The UKHSA said the impact of STIs remains greatest in young people aged 15 to 24 years, gay men and some minority ethnic groups.

Dr Hamish Mohammed, consultant epidemiologist at UKHSA, said: “STIs can have a major impact on your health regardless of your age, gender or sexual orientation.

“The best way to reduce your risk of an infection is to use a condom consistently and correctly with new or casual partners.

“The NHS provides free, confidential STI testing to detect any potential infections and prevent you passing them on to others.”

The Local Government Association (LGA) said the figures show the next government should implement a 10-year sexual health strategy.

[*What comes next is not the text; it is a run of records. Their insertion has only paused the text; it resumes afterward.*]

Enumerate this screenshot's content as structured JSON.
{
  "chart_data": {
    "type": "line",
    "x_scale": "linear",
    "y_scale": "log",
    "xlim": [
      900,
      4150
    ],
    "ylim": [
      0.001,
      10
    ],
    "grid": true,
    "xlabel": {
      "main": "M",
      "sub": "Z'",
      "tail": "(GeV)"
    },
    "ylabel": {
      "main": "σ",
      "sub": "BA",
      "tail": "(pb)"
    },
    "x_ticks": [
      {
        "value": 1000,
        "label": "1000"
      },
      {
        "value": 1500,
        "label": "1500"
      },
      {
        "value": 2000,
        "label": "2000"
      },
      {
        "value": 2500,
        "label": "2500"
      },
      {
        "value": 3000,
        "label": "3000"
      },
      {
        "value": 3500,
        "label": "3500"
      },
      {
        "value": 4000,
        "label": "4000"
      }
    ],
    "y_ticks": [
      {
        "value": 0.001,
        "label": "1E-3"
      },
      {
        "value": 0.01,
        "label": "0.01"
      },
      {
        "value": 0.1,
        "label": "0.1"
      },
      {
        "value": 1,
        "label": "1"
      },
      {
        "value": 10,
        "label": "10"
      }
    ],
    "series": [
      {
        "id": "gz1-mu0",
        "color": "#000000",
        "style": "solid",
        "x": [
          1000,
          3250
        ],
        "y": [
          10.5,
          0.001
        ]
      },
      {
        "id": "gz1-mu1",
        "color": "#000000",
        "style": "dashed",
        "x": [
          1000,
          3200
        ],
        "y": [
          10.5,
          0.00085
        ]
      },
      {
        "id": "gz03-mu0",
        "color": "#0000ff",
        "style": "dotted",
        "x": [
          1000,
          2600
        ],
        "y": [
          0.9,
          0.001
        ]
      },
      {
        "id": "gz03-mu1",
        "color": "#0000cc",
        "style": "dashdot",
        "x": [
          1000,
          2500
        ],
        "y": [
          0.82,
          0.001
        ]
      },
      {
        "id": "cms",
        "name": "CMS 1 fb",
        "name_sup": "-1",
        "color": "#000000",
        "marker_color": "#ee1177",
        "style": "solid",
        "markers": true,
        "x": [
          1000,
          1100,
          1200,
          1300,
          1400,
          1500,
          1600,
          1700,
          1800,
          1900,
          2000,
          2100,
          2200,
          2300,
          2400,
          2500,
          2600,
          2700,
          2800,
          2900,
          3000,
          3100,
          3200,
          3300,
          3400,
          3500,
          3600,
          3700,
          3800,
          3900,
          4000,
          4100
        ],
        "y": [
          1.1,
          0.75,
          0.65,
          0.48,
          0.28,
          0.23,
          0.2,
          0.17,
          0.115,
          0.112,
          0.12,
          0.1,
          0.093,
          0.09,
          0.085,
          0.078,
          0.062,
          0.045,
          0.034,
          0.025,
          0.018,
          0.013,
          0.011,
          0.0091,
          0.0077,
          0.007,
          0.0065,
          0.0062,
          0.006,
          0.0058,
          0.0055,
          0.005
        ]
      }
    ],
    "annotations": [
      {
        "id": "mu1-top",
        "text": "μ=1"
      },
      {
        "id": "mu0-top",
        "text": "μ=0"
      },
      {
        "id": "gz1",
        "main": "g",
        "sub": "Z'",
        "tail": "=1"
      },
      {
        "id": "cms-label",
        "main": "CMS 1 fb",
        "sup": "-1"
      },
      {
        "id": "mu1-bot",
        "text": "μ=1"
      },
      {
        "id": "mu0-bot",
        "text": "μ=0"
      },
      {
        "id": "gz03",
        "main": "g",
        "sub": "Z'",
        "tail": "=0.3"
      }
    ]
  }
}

The association, which represents councils which have the responsibility for commissioning sexual health services, said a long-term strategy is needed to help prevent and treat infections.

David Fothergill, from the LGA, said: “Councils want to continue encouraging more people to visit their local sexual health clinic, in particular hard-to-reach communities.

“However, today’s figures show sexual health services continue to face rising demand pressures.

“This is why we are calling for a new 10-year strategy to tackle infection rates, and ensure that sexual health services are properly funded and resourced in the long term.”